A ministerial decision permits privately run "tourist bakeries" on plots of at least 3,000 square meters, barring them from subsidized flour and from public-sector applicants as the government opens part of the bread-and-pastry trade to larger private investment.

A New Bakery Category

Syria's Ministry of Economy and Industry has issued a decision permitting the establishment of privately operated "tourist bakeries," a new category of food-industry facility intended to modernize bread and pastry production. The measure, announced on 29 June 2026, sets out detailed conditions that applicants must meet before a license is granted.

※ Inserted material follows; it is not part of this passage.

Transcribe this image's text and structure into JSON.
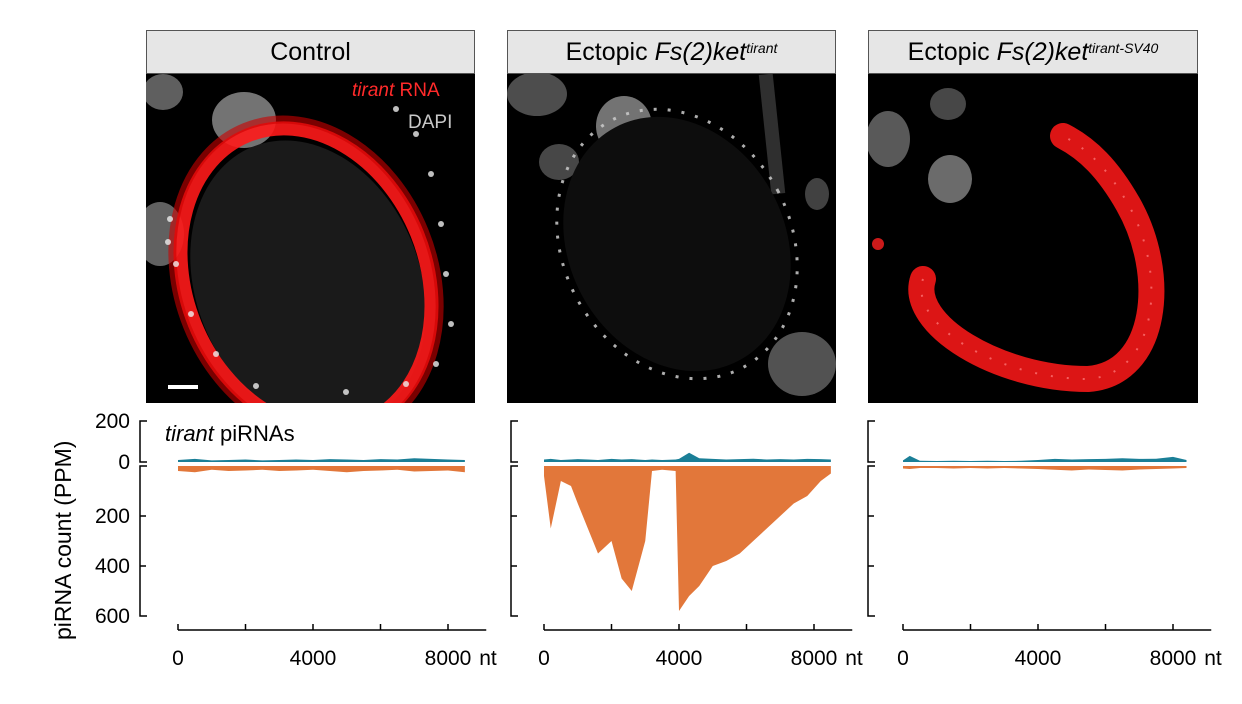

The decision frames the bakeries as commercial, design-driven operations rather than traditional neighborhood ovens, opening part of the sector to larger private investment and to mechanized production.

Size and Location Rules

Each project must occupy a plot of at least 3,000 square meters in a vital position on a main street inside a city or in an adjacent suburb. The buildings are required to follow a modern architectural design that reflects the commercial character of the facility.

The scale and siting requirements effectively reserve the new category for sizeable, capital-intensive ventures rather than small workshops.

No Subsidized Flour

Operators must commit not to use subsidized flour, keeping the new outlets outside the state's support system for staple bread. That condition points the bakeries toward the commercial market rather than the subsidized loaf that most households rely on.

Permitted products include the bread known locally as soumoun, along with cakes, pastries, and sweets produced on automated lines. Technical work must follow reference specifications issued by the national bakery body and comply with health and safety standards.

Who Can Apply

Applicants may not be public-sector employees, and they must have no prior convictions for a felony or a crime involving moral turpitude. The conditions limit eligibility to private operators with a clean legal record.

Licensing Path

Applications are submitted to the General Administration for Domestic Trade and Consumer Protection. A specialized committee then inspects the proposed site, after which provincial trade directorates issue the final approval. The staged process leaves local authorities with the last word on each license.